Wikidata talk:Mismatch Finder/Collaboration/Purdue Summer of Data 2024
Data type edit
It's hard to give a suggestion without knowing the kinds of methods being considered. For example is this going to use structured data? Or unstructured? Are you going to attempt to do entity linkage?
For example, have you considered looking for mismatches between wikidata and the sitelinked enwiki article. There are substantial errors there as I have found in the past (see User:BrokenSegue/PsychiqConflicts where most of the errors were caused by bad sitelinks or cases where the topic of the enwiki article had shifted). My personal bias is that the most valuable thing to be done is to structure unstructured information in general (so the source doesn't really matter that much) and then compare that to the structured data on Wikidata. See https://summerofcode.withgoogle.com/programs/2023/projects/cKuagkf8 for an example of such a project moving forward.
Other thoughts:
- The ORCID database tends not to be very rich so there are a lot of cases where all you will have is like a name and a few papers.
- How would you link https://data.gov/ data to our items?

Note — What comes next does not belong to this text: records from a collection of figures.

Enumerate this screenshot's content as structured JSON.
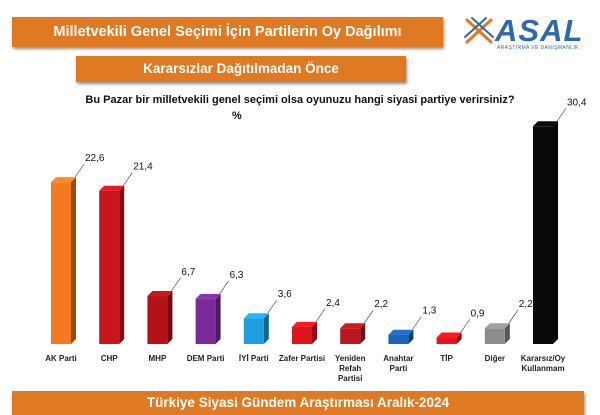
{
  "title": "Milletvekili Genel Seçimi İçin Partilerin Oy Dağılımı",
  "subtitle": "Kararsızlar Dağıtılmadan Önce",
  "question": "Bu Pazar bir milletvekili genel seçimi olsa oyunuzu hangi siyasi partiye verirsiniz?",
  "unit": "%",
  "footer": "Türkiye Siyasi Gündem Araştırması Aralık-2024",
  "logo": {
    "word": "ASAL",
    "tagline": "ARAŞTIRMA VE DANIŞMANLIK"
  },
  "chart_data": {
    "type": "bar",
    "categories": [
      "AK Parti",
      "CHP",
      "MHP",
      "DEM Parti",
      "İYİ Parti",
      "Zafer Partisi",
      "Yeniden Refah Partisi",
      "Anahtar Parti",
      "TİP",
      "Diğer",
      "Kararsız/Oy Kullanmam"
    ],
    "category_lines": [
      [
        "AK Parti"
      ],
      [
        "CHP"
      ],
      [
        "MHP"
      ],
      [
        "DEM Parti"
      ],
      [
        "İYİ Parti"
      ],
      [
        "Zafer Partisi"
      ],
      [
        "Yeniden",
        "Refah",
        "Partisi"
      ],
      [
        "Anahtar",
        "Parti"
      ],
      [
        "TİP"
      ],
      [
        "Diğer"
      ],
      [
        "Kararsız/Oy",
        "Kullanmam"
      ]
    ],
    "values": [
      22.6,
      21.4,
      6.7,
      6.3,
      3.6,
      2.4,
      2.2,
      1.3,
      0.9,
      2.2,
      30.4
    ],
    "value_labels": [
      "22,6",
      "21,4",
      "6,7",
      "6,3",
      "3,6",
      "2,4",
      "2,2",
      "1,3",
      "0,9",
      "2,2",
      "30,4"
    ],
    "colors": [
      "#f47a1f",
      "#c8151b",
      "#b51218",
      "#7a2b9a",
      "#1e9ee0",
      "#e0141b",
      "#b8171d",
      "#1c63b6",
      "#e0141b",
      "#8c8c8c",
      "#0a0a0a"
    ],
    "ylim": [
      0,
      31
    ],
    "grid": false,
    "legend": "none",
    "style": "3d-columns"
  }
}
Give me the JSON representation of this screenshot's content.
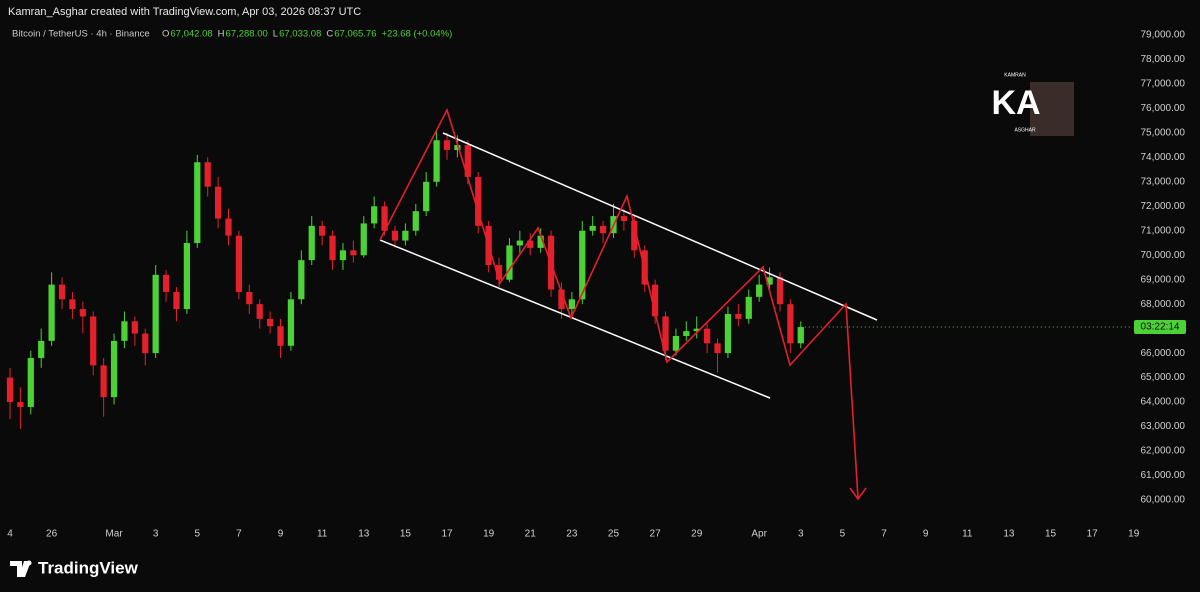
{
  "header": {
    "credit": "Kamran_Asghar created with TradingView.com, Apr 03, 2026 08:37 UTC"
  },
  "legend": {
    "symbol": "Bitcoin / TetherUS · 4h · Binance",
    "items": [
      {
        "label": "O",
        "value": "67,042.08"
      },
      {
        "label": "H",
        "value": "67,288.00"
      },
      {
        "label": "L",
        "value": "67,033.08"
      },
      {
        "label": "C",
        "value": "67,065.76"
      }
    ],
    "change": "+23.68 (+0.04%)"
  },
  "watermark": {
    "title": "KA",
    "top": "KAMRAN",
    "bottom": "ASGHAR"
  },
  "footer": {
    "brand": "TradingView"
  },
  "countdown": "03:22:14",
  "chart_data": {
    "type": "candlestick",
    "up_color": "#4cd137",
    "down_color": "#e3202b",
    "grid": false,
    "xlim": [
      -0.48,
      53.82
    ],
    "ylim": [
      59100,
      79530
    ],
    "xticks": [
      {
        "value": 0,
        "label": "4"
      },
      {
        "value": 2,
        "label": "26"
      },
      {
        "value": 5,
        "label": "Mar"
      },
      {
        "value": 7,
        "label": "3"
      },
      {
        "value": 9,
        "label": "5"
      },
      {
        "value": 11,
        "label": "7"
      },
      {
        "value": 13,
        "label": "9"
      },
      {
        "value": 15,
        "label": "11"
      },
      {
        "value": 17,
        "label": "13"
      },
      {
        "value": 19,
        "label": "15"
      },
      {
        "value": 21,
        "label": "17"
      },
      {
        "value": 23,
        "label": "19"
      },
      {
        "value": 25,
        "label": "21"
      },
      {
        "value": 27,
        "label": "23"
      },
      {
        "value": 29,
        "label": "25"
      },
      {
        "value": 31,
        "label": "27"
      },
      {
        "value": 33,
        "label": "29"
      },
      {
        "value": 36,
        "label": "Apr"
      },
      {
        "value": 38,
        "label": "3"
      },
      {
        "value": 40,
        "label": "5"
      },
      {
        "value": 42,
        "label": "7"
      },
      {
        "value": 44,
        "label": "9"
      },
      {
        "value": 46,
        "label": "11"
      },
      {
        "value": 48,
        "label": "13"
      },
      {
        "value": 50,
        "label": "15"
      },
      {
        "value": 52,
        "label": "17"
      },
      {
        "value": 54,
        "label": "19"
      }
    ],
    "yticks": [
      {
        "value": 79000,
        "label": "79,000.00"
      },
      {
        "value": 78000,
        "label": "78,000.00"
      },
      {
        "value": 77000,
        "label": "77,000.00"
      },
      {
        "value": 76000,
        "label": "76,000.00"
      },
      {
        "value": 75000,
        "label": "75,000.00"
      },
      {
        "value": 74000,
        "label": "74,000.00"
      },
      {
        "value": 73000,
        "label": "73,000.00"
      },
      {
        "value": 72000,
        "label": "72,000.00"
      },
      {
        "value": 71000,
        "label": "71,000.00"
      },
      {
        "value": 70000,
        "label": "70,000.00"
      },
      {
        "value": 69000,
        "label": "69,000.00"
      },
      {
        "value": 68000,
        "label": "68,000.00"
      },
      {
        "value": 67000,
        "label": "67,000.00"
      },
      {
        "value": 66000,
        "label": "66,000.00"
      },
      {
        "value": 65000,
        "label": "65,000.00"
      },
      {
        "value": 64000,
        "label": "64,000.00"
      },
      {
        "value": 63000,
        "label": "63,000.00"
      },
      {
        "value": 62000,
        "label": "62,000.00"
      },
      {
        "value": 61000,
        "label": "61,000.00"
      },
      {
        "value": 60000,
        "label": "60,000.00"
      }
    ],
    "x": [
      0,
      0.5,
      1,
      1.5,
      2,
      2.5,
      3,
      3.5,
      4,
      4.5,
      5,
      5.5,
      6,
      6.5,
      7,
      7.5,
      8,
      8.5,
      9,
      9.5,
      10,
      10.5,
      11,
      11.5,
      12,
      12.5,
      13,
      13.5,
      14,
      14.5,
      15,
      15.5,
      16,
      16.5,
      17,
      17.5,
      18,
      18.5,
      19,
      19.5,
      20,
      20.5,
      21,
      21.5,
      22,
      22.5,
      23,
      23.5,
      24,
      24.5,
      25,
      25.5,
      26,
      26.5,
      27,
      27.5,
      28,
      28.5,
      29,
      29.5,
      30,
      30.5,
      31,
      31.5,
      32,
      32.5,
      33,
      33.5,
      34,
      34.5,
      35,
      35.5,
      36,
      36.5,
      37,
      37.5,
      38
    ],
    "open": [
      65000,
      64000,
      63800,
      65800,
      66500,
      68800,
      68200,
      67800,
      67500,
      65500,
      64200,
      66500,
      67300,
      66800,
      66000,
      69200,
      68500,
      67800,
      70500,
      73800,
      72800,
      71500,
      70800,
      68500,
      68000,
      67400,
      67100,
      66300,
      68200,
      69800,
      71200,
      70800,
      69800,
      70200,
      70000,
      71300,
      72000,
      71000,
      70600,
      71000,
      71800,
      73000,
      74700,
      74300,
      74500,
      73200,
      71200,
      69600,
      69000,
      70400,
      70600,
      70300,
      70800,
      68600,
      67800,
      68200,
      71000,
      71200,
      70900,
      71600,
      71400,
      70200,
      68800,
      67500,
      66100,
      66700,
      66900,
      67000,
      66400,
      66000,
      67600,
      67400,
      68300,
      68800,
      69100,
      68000,
      66400
    ],
    "high": [
      65400,
      64600,
      66100,
      67000,
      69300,
      69100,
      68500,
      68100,
      67700,
      65800,
      66800,
      67700,
      67500,
      67000,
      69600,
      69400,
      68700,
      71000,
      74100,
      74000,
      73200,
      71900,
      71000,
      68800,
      68200,
      67700,
      67400,
      68500,
      70200,
      71600,
      71400,
      71000,
      70500,
      70600,
      71600,
      72400,
      72200,
      71200,
      71300,
      72100,
      73400,
      75100,
      75000,
      74900,
      74700,
      73400,
      71400,
      69900,
      70700,
      71000,
      70900,
      71100,
      71000,
      68900,
      68500,
      71400,
      71600,
      71400,
      72100,
      71900,
      71600,
      70400,
      69000,
      67700,
      67000,
      67300,
      67500,
      67200,
      66600,
      67900,
      68000,
      68600,
      69200,
      69500,
      69300,
      68200,
      67300
    ],
    "low": [
      63300,
      62900,
      63500,
      65400,
      66300,
      67800,
      67400,
      66800,
      65100,
      63400,
      63900,
      66200,
      66300,
      65500,
      65800,
      68100,
      67300,
      67600,
      70300,
      72400,
      71100,
      70400,
      68200,
      67600,
      67000,
      66800,
      65800,
      66100,
      68000,
      69600,
      70400,
      69400,
      69400,
      69700,
      69900,
      71100,
      70800,
      70300,
      70400,
      70800,
      71600,
      72800,
      73900,
      74000,
      72900,
      70900,
      69300,
      68700,
      68900,
      70100,
      70000,
      70100,
      68300,
      67400,
      67500,
      68000,
      70800,
      70500,
      70700,
      71000,
      69900,
      68500,
      67200,
      65700,
      65900,
      66500,
      66600,
      66000,
      65200,
      65800,
      67100,
      67200,
      68100,
      68600,
      67700,
      66000,
      66200
    ],
    "close": [
      64000,
      63800,
      65800,
      66500,
      68800,
      68200,
      67800,
      67500,
      65500,
      64200,
      66500,
      67300,
      66800,
      66000,
      69200,
      68500,
      67800,
      70500,
      73800,
      72800,
      71500,
      70800,
      68500,
      68000,
      67400,
      67100,
      66300,
      68200,
      69800,
      71200,
      70800,
      69800,
      70200,
      70000,
      71300,
      72000,
      71000,
      70600,
      71000,
      71800,
      73000,
      74700,
      74300,
      74500,
      73200,
      71200,
      69600,
      69000,
      70400,
      70600,
      70300,
      70800,
      68600,
      67800,
      68200,
      71000,
      71200,
      70900,
      71600,
      71400,
      70200,
      68800,
      67500,
      66100,
      66700,
      66900,
      67000,
      66400,
      66000,
      67600,
      67400,
      68300,
      68800,
      69100,
      68000,
      66400,
      67065.76
    ]
  }
}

- If you are willing to give up on only "open datasets" I would be interested in trying to resolve mismatches against Google Knowledge Graph ID (P2671). It's my impression that google's knowledge graph is the most advanced so "taking" from them would be good.

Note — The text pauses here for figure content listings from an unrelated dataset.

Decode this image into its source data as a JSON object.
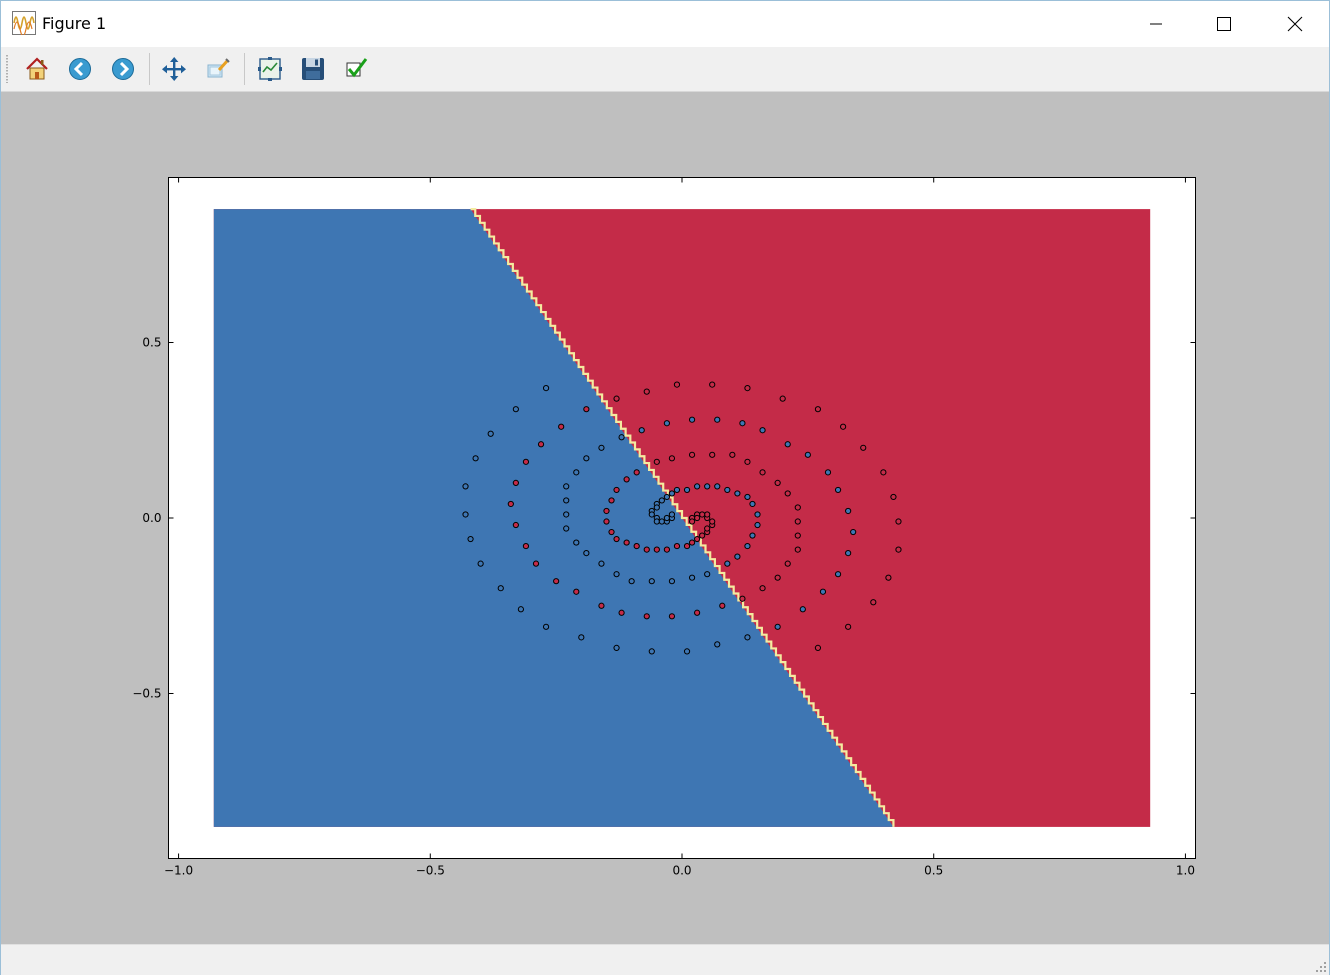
{
  "window": {
    "title": "Figure 1",
    "app_icon": "matplotlib-wave-icon",
    "controls": [
      "minimize-icon",
      "maximize-icon",
      "close-icon"
    ]
  },
  "toolbar": {
    "buttons": [
      {
        "name": "home-button",
        "icon": "home-icon"
      },
      {
        "name": "back-button",
        "icon": "back-arrow-icon"
      },
      {
        "name": "forward-button",
        "icon": "forward-arrow-icon"
      },
      {
        "name": "pan-button",
        "icon": "move-arrows-icon"
      },
      {
        "name": "zoom-button",
        "icon": "zoom-rect-icon"
      },
      {
        "name": "subplots-button",
        "icon": "subplots-icon"
      },
      {
        "name": "save-button",
        "icon": "floppy-disk-icon"
      },
      {
        "name": "edit-axis-button",
        "icon": "checkmark-icon"
      }
    ]
  },
  "colors": {
    "class_blue": "#3e76b3",
    "class_red": "#c42b48",
    "boundary": "#f4eba0",
    "canvas_bg": "#bfbfbf"
  },
  "chart_data": {
    "type": "scatter",
    "title": "",
    "xlabel": "",
    "ylabel": "",
    "xlim": [
      -1.02,
      1.02
    ],
    "ylim": [
      -0.97,
      0.97
    ],
    "xticks": [
      "−1.0",
      "−0.5",
      "0.0",
      "0.5",
      "1.0"
    ],
    "xtick_values": [
      -1.0,
      -0.5,
      0.0,
      0.5,
      1.0
    ],
    "yticks": [
      "0.5",
      "0.0",
      "−0.5"
    ],
    "ytick_values": [
      0.5,
      0.0,
      -0.5
    ],
    "decision_region": {
      "extent_x": [
        -0.93,
        0.93
      ],
      "extent_y": [
        -0.88,
        0.88
      ],
      "boundary_line": [
        [
          -0.42,
          0.88
        ],
        [
          0.42,
          -0.88
        ]
      ],
      "left_class": "blue",
      "right_class": "red"
    },
    "series": [
      {
        "color": "blue",
        "points": [
          [
            -0.27,
            0.37
          ],
          [
            -0.33,
            0.31
          ],
          [
            -0.38,
            0.24
          ],
          [
            -0.41,
            0.17
          ],
          [
            -0.43,
            0.09
          ],
          [
            -0.43,
            0.01
          ],
          [
            -0.42,
            -0.06
          ],
          [
            -0.4,
            -0.13
          ],
          [
            -0.36,
            -0.2
          ],
          [
            -0.32,
            -0.26
          ],
          [
            -0.27,
            -0.31
          ],
          [
            -0.2,
            -0.34
          ],
          [
            -0.13,
            -0.37
          ],
          [
            -0.06,
            -0.38
          ],
          [
            0.01,
            -0.38
          ],
          [
            0.07,
            -0.36
          ],
          [
            0.13,
            -0.34
          ],
          [
            0.19,
            -0.31
          ],
          [
            0.24,
            -0.26
          ],
          [
            0.28,
            -0.21
          ],
          [
            0.31,
            -0.16
          ],
          [
            0.33,
            -0.1
          ],
          [
            0.34,
            -0.04
          ],
          [
            0.33,
            0.02
          ],
          [
            0.31,
            0.08
          ],
          [
            0.29,
            0.13
          ],
          [
            0.25,
            0.18
          ],
          [
            0.21,
            0.21
          ],
          [
            0.16,
            0.25
          ],
          [
            0.12,
            0.27
          ],
          [
            0.07,
            0.28
          ],
          [
            0.02,
            0.28
          ],
          [
            -0.03,
            0.27
          ],
          [
            -0.08,
            0.25
          ],
          [
            -0.12,
            0.23
          ],
          [
            -0.16,
            0.2
          ],
          [
            -0.19,
            0.17
          ],
          [
            -0.21,
            0.13
          ],
          [
            -0.23,
            0.09
          ],
          [
            -0.23,
            0.05
          ],
          [
            -0.23,
            0.01
          ],
          [
            -0.23,
            -0.03
          ],
          [
            -0.21,
            -0.07
          ],
          [
            -0.19,
            -0.1
          ],
          [
            -0.16,
            -0.13
          ],
          [
            -0.13,
            -0.16
          ],
          [
            -0.1,
            -0.18
          ],
          [
            -0.06,
            -0.18
          ],
          [
            -0.02,
            -0.18
          ],
          [
            0.02,
            -0.17
          ],
          [
            0.05,
            -0.16
          ],
          [
            0.09,
            -0.13
          ],
          [
            0.11,
            -0.11
          ],
          [
            0.13,
            -0.08
          ],
          [
            0.14,
            -0.05
          ],
          [
            0.15,
            -0.02
          ],
          [
            0.15,
            0.01
          ],
          [
            0.14,
            0.04
          ],
          [
            0.13,
            0.06
          ],
          [
            0.11,
            0.07
          ],
          [
            0.09,
            0.08
          ],
          [
            0.07,
            0.09
          ],
          [
            0.05,
            0.09
          ],
          [
            0.03,
            0.09
          ],
          [
            0.01,
            0.08
          ],
          [
            -0.01,
            0.08
          ],
          [
            -0.02,
            0.07
          ],
          [
            -0.03,
            0.06
          ],
          [
            -0.04,
            0.05
          ],
          [
            -0.05,
            0.04
          ],
          [
            -0.05,
            0.03
          ],
          [
            -0.06,
            0.02
          ],
          [
            -0.06,
            0.01
          ],
          [
            -0.05,
            0.0
          ],
          [
            -0.05,
            -0.01
          ],
          [
            -0.04,
            -0.01
          ],
          [
            -0.03,
            -0.01
          ],
          [
            -0.03,
            0.0
          ],
          [
            -0.02,
            0.0
          ],
          [
            -0.02,
            0.01
          ]
        ]
      },
      {
        "color": "red",
        "points": [
          [
            0.27,
            -0.37
          ],
          [
            0.33,
            -0.31
          ],
          [
            0.38,
            -0.24
          ],
          [
            0.41,
            -0.17
          ],
          [
            0.43,
            -0.09
          ],
          [
            0.43,
            -0.01
          ],
          [
            0.42,
            0.06
          ],
          [
            0.4,
            0.13
          ],
          [
            0.36,
            0.2
          ],
          [
            0.32,
            0.26
          ],
          [
            0.27,
            0.31
          ],
          [
            0.2,
            0.34
          ],
          [
            0.13,
            0.37
          ],
          [
            0.06,
            0.38
          ],
          [
            -0.01,
            0.38
          ],
          [
            -0.07,
            0.36
          ],
          [
            -0.13,
            0.34
          ],
          [
            -0.19,
            0.31
          ],
          [
            -0.24,
            0.26
          ],
          [
            -0.28,
            0.21
          ],
          [
            -0.31,
            0.16
          ],
          [
            -0.33,
            0.1
          ],
          [
            -0.34,
            0.04
          ],
          [
            -0.33,
            -0.02
          ],
          [
            -0.31,
            -0.08
          ],
          [
            -0.29,
            -0.13
          ],
          [
            -0.25,
            -0.18
          ],
          [
            -0.21,
            -0.21
          ],
          [
            -0.16,
            -0.25
          ],
          [
            -0.12,
            -0.27
          ],
          [
            -0.07,
            -0.28
          ],
          [
            -0.02,
            -0.28
          ],
          [
            0.03,
            -0.27
          ],
          [
            0.08,
            -0.25
          ],
          [
            0.12,
            -0.23
          ],
          [
            0.16,
            -0.2
          ],
          [
            0.19,
            -0.17
          ],
          [
            0.21,
            -0.13
          ],
          [
            0.23,
            -0.09
          ],
          [
            0.23,
            -0.05
          ],
          [
            0.23,
            -0.01
          ],
          [
            0.23,
            0.03
          ],
          [
            0.21,
            0.07
          ],
          [
            0.19,
            0.1
          ],
          [
            0.16,
            0.13
          ],
          [
            0.13,
            0.16
          ],
          [
            0.1,
            0.18
          ],
          [
            0.06,
            0.18
          ],
          [
            0.02,
            0.18
          ],
          [
            -0.02,
            0.17
          ],
          [
            -0.05,
            0.16
          ],
          [
            -0.09,
            0.13
          ],
          [
            -0.11,
            0.11
          ],
          [
            -0.13,
            0.08
          ],
          [
            -0.14,
            0.05
          ],
          [
            -0.15,
            0.02
          ],
          [
            -0.15,
            -0.01
          ],
          [
            -0.14,
            -0.04
          ],
          [
            -0.13,
            -0.06
          ],
          [
            -0.11,
            -0.07
          ],
          [
            -0.09,
            -0.08
          ],
          [
            -0.07,
            -0.09
          ],
          [
            -0.05,
            -0.09
          ],
          [
            -0.03,
            -0.09
          ],
          [
            -0.01,
            -0.08
          ],
          [
            0.01,
            -0.08
          ],
          [
            0.02,
            -0.07
          ],
          [
            0.03,
            -0.06
          ],
          [
            0.04,
            -0.05
          ],
          [
            0.05,
            -0.04
          ],
          [
            0.05,
            -0.03
          ],
          [
            0.06,
            -0.02
          ],
          [
            0.06,
            -0.01
          ],
          [
            0.05,
            0.0
          ],
          [
            0.05,
            0.01
          ],
          [
            0.04,
            0.01
          ],
          [
            0.03,
            0.01
          ],
          [
            0.03,
            0.0
          ],
          [
            0.02,
            0.0
          ],
          [
            0.02,
            -0.01
          ]
        ]
      }
    ]
  }
}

- What about looking for discrepancies between wikidata and DBpedia if you aren't interested in unstructured data?
FDALabel database edit
I have done an import from this database, but I doubt I did it mismatch-free, and there may be more info there worth importing. The text of each warning is generally concise and consists only of the most import warnings, so it may be worth storing here and adding to articles via wikidata.
I have found/made a complete list (as of a few weeks ago; not sure if it's updated whenever retreived) of drugs with FDA-mandated Black box warnings using it : https://nctr-crs.fda.gov/fdalabel/ui/spl-summaries/criteria/343802 (query: https://nctr-crs.fda.gov/fdalabel/ui/#/search/spl-summaries/criteria/343802) using The FDALabel Database. It allows Presence of... specific sections of the prescribing information (e.g., BOXED WARNING) per the main page documentation. It produces a result of >16k labels with boxed warnings. I think I did import it mostly adequately but I doubt I did it mismatch-free. (I know it's at least partly wrong - the source is missing for paracetamol, which I can't seem to fix by rerunning the initial upload to wikibase correctly. The initial upload added claim: legal status (medicine) (P3493): boxed warning (Q879952) but without the source reference, but I've added the reference to at least most of the claims. Also, I think I have missed some other things- see "To-Do" in Match Details below. I probably should have matched by UNIIs, ideally, but couldn't figure it out. I matched on:
Match Details. |
---|
Q113145171 type of chemical entity (658) DONE - in 2 parts (either way, needs cites - paracetamol lacks) (but does have applies to jurisdiction / United States of America )
Q59199015 group of sterioisomers (51) DONE Q12140 medication (87) DONE Q169336 mixture (45) doing DONE? Q79529 chemical substance (40) DONE?
Q35456 essential med Q119892838 type of mixture of chem Q28885102 pharm prod Q467717 racemate Q8054 protein (biomolecule) Q422248 mab Q679692 biopharmaceutical Q213901 gene therapy Q2432100 vet drug
Q13442814 article (NO) (230) Q30612 clinical trial (NO) (74) Q7318358 review article (NO) (30) Q16521 taxon (NO?) (5)
Q112826905 Q11344 Q1259977 Q425158 Q425402 Q55640599 Q79460 Q815382 Q84467700 Q912807 |
RudolfoMD (talk) 22:36, 1 December 2023 (UTC)
- Anybody? You can see the warning at, for example Deferiprone - "WARNING[1]" appears in the Infobox.
- I just created Wikidata:Project_chat#Black_box_warnings_project,_parts_1_&_2 to measure interest.
References edit
- ↑ "FDA-sourced list of all drugs with black box warnings (Use Download Full Results and View Query links.)". nctr-crs.fda.gov. w:FDA. Retrieved 22 Oct 2023.